Die jungen Männer und Frauen mit etwa fünf Kleinkindern leben derzeit in der Container-Unterkunft in Holzkirchen. Die vergangene Nacht haben sie freiwillig unter freiem Himmel verbracht, am Mittwoch zogen sie am HEP vorbei in die Ortsmitte. Einen Anlass, einzugreifen, gibt es für die Polizei momentan nicht. Die Gruppe ist friedlich und tritt auch nicht lautstark auf.

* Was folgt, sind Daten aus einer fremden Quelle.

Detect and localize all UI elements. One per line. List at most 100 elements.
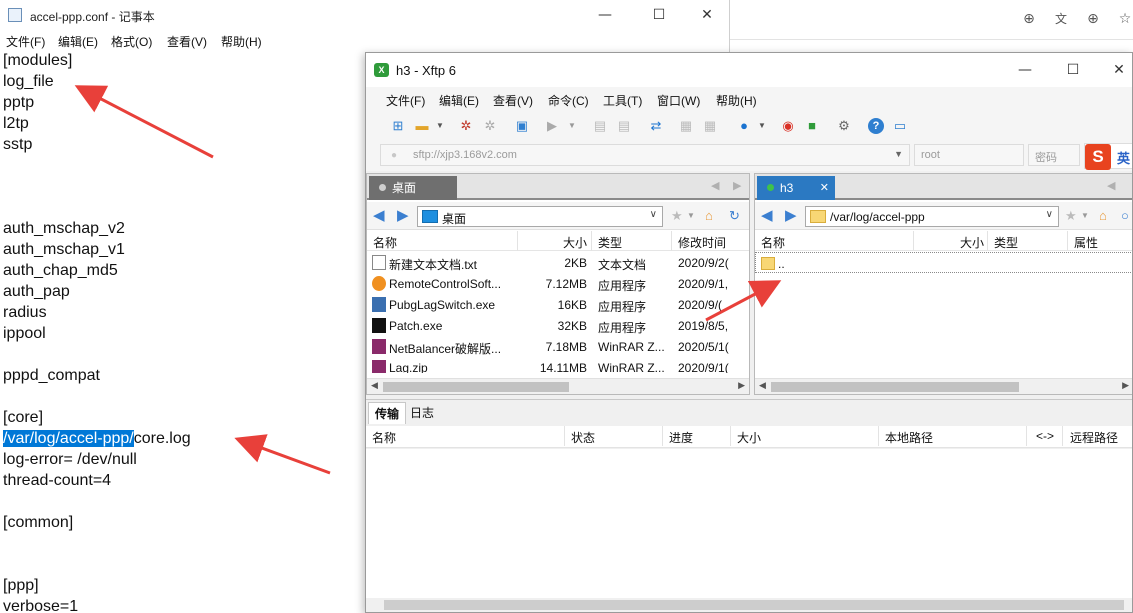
file-row[interactable]: NetBalancer破解版... 7.18MB WinRAR Z... 202… [367,336,749,357]
menu-command[interactable]: 命令(C) [548,92,589,109]
back-arrow-icon[interactable]: ◀ [761,206,773,224]
home-icon[interactable]: ⌂ [705,208,713,223]
sync-icon[interactable]: ⇄ [648,118,664,134]
local-path-combo[interactable]: 桌面 ∨ [417,206,663,227]
file-row[interactable]: 新建文本文档.txt 2KB 文本文档 2020/9/2( [367,252,749,273]
forward-arrow-icon[interactable]: ▶ [785,206,797,224]
column-direction[interactable]: <-> [1036,429,1054,443]
file-row[interactable]: Patch.exe 32KB 应用程序 2019/8/5, [367,315,749,336]
star-icon[interactable]: ☆ [1117,11,1133,27]
file-row[interactable]: Lag.zip 14.11MB WinRAR Z... 2020/9/1( [367,357,749,373]
menu-help[interactable]: 帮助(H) [716,92,757,109]
play-icon[interactable]: ▶ [544,118,560,134]
scroll-left-icon[interactable]: ◀ [759,380,766,391]
host-address-field[interactable]: ● sftp://xjp3.168v2.com ▼ [380,144,910,166]
column-remote-path[interactable]: 远程路径 [1070,429,1118,446]
tab-prev-icon[interactable]: ◀ [1107,179,1115,192]
column-divider[interactable] [1026,426,1027,446]
column-divider[interactable] [591,231,592,251]
column-divider[interactable] [730,426,731,446]
column-status[interactable]: 状态 [571,429,595,446]
maximize-button[interactable]: ☐ [636,0,682,31]
menu-format[interactable]: 格式(O) [111,33,152,50]
column-divider[interactable] [987,231,988,251]
tab-transfer[interactable]: 传输 [368,402,407,424]
column-divider[interactable] [913,231,914,251]
column-divider[interactable] [878,426,879,446]
home-icon[interactable]: ⌂ [1099,208,1107,223]
menu-tools[interactable]: 工具(T) [603,92,642,109]
tab-h3[interactable]: h3 ✕ [757,176,835,200]
chevron-down-icon[interactable]: ∨ [650,209,657,220]
chevron-down-icon[interactable]: ∨ [1046,209,1053,220]
ime-indicator[interactable]: S 英 [1084,143,1132,170]
scroll-left-icon[interactable]: ◀ [371,380,378,391]
username-field[interactable]: root [914,144,1024,166]
column-divider[interactable] [1067,231,1068,251]
paste-icon[interactable]: ▤ [616,118,632,134]
connect-icon[interactable]: ✲ [458,118,474,134]
chevron-down-icon[interactable]: ▼ [687,211,695,220]
translate-icon[interactable]: 文 [1053,11,1069,27]
refresh-icon[interactable]: ↻ [729,208,740,224]
chevron-down-icon[interactable]: ▼ [432,118,448,134]
chevron-down-icon[interactable]: ▼ [894,149,903,159]
tab-next-icon[interactable]: ▶ [733,179,741,192]
menu-help[interactable]: 帮助(H) [221,33,262,50]
column-name[interactable]: 名称 [761,234,785,251]
password-field[interactable]: 密码 [1028,144,1080,166]
column-progress[interactable]: 进度 [669,429,693,446]
menu-view[interactable]: 查看(V) [493,92,533,109]
minimize-button[interactable]: — [582,0,628,31]
file-row[interactable]: .. [755,252,1132,273]
column-attributes[interactable]: 属性 [1074,234,1098,251]
chevron-down-icon[interactable]: ▼ [754,118,770,134]
scroll-right-icon[interactable]: ▶ [738,380,745,391]
close-tab-icon[interactable]: ✕ [820,176,829,200]
menu-edit[interactable]: 编辑(E) [58,33,98,50]
scroll-thumb[interactable] [771,382,1019,392]
column-divider[interactable] [564,426,565,446]
column-modified[interactable]: 修改时间 [678,234,726,251]
column-divider[interactable] [662,426,663,446]
gear-icon[interactable]: ⚙ [836,118,852,134]
add-circle-icon[interactable]: ⊕ [1021,11,1037,27]
menu-edit[interactable]: 编辑(E) [439,92,479,109]
zoom-in-icon[interactable]: ⊕ [1085,11,1101,27]
print-setup-icon[interactable]: ▦ [702,118,718,134]
column-divider[interactable] [517,231,518,251]
column-name[interactable]: 名称 [372,429,396,446]
tab-prev-icon[interactable]: ◀ [711,179,719,192]
disconnect-icon[interactable]: ✲ [482,118,498,134]
tab-log[interactable]: 日志 [404,402,440,424]
maximize-button[interactable]: ☐ [1050,53,1096,87]
star-icon[interactable]: ★ [671,208,683,224]
column-divider[interactable] [1062,426,1063,446]
new-session-icon[interactable]: ⊞ [390,118,406,134]
transfer-horizontal-scrollbar[interactable] [366,598,1132,612]
forward-arrow-icon[interactable]: ▶ [397,206,409,224]
open-folder-icon[interactable]: ▬ [414,118,430,134]
close-button[interactable]: ✕ [684,0,730,31]
column-name[interactable]: 名称 [373,234,397,251]
scroll-thumb[interactable] [384,600,1124,610]
remote-horizontal-scrollbar[interactable]: ◀ ▶ [755,378,1132,394]
column-size[interactable]: 大小 [737,429,761,446]
minimize-button[interactable]: — [1002,53,1048,87]
scroll-thumb[interactable] [383,382,569,392]
help-icon[interactable]: ? [868,118,884,134]
refresh-icon[interactable]: ○ [1121,208,1129,223]
chat-icon[interactable]: ▭ [892,118,908,134]
local-horizontal-scrollbar[interactable]: ◀ ▶ [367,378,749,394]
column-size[interactable]: 大小 [563,234,587,251]
tab-desktop[interactable]: 桌面 [369,176,457,200]
chevron-down-icon[interactable]: ▼ [1081,211,1089,220]
column-divider[interactable] [671,231,672,251]
globe-icon[interactable]: ● [736,118,752,134]
column-size[interactable]: 大小 [960,234,984,251]
copy-icon[interactable]: ▤ [592,118,608,134]
file-row[interactable]: PubgLagSwitch.exe 16KB 应用程序 2020/9/( [367,294,749,315]
back-arrow-icon[interactable]: ◀ [373,206,385,224]
properties-icon[interactable]: ▣ [514,118,530,134]
xshell-icon[interactable]: ◉ [780,118,796,134]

Wie einer der jungen Männer, Dini (19) aus Eritrea, auf Nachfrage unserer Zeitung erklärt, wolle die Gruppe aus den Containern ausziehen, in denen sie seit einem Jahr untergebracht seien. Sie wollten umziehen in ein richtiges Haus. Die Asylbewerber hatten gehört, dass das alte Dienstgebäude der PI Holzkirchen nach dem Umzug der Polizei in die neue Diensstelle (wir berichteten) zur Asylbewerber-Unterkunft werden soll. Das allerdings wird noch dauern, sagt auch PI-Chef Josef Lang: Das Dienstgebäude muss umgebaut werden, es gibt dort keine Bäder oder Küchen.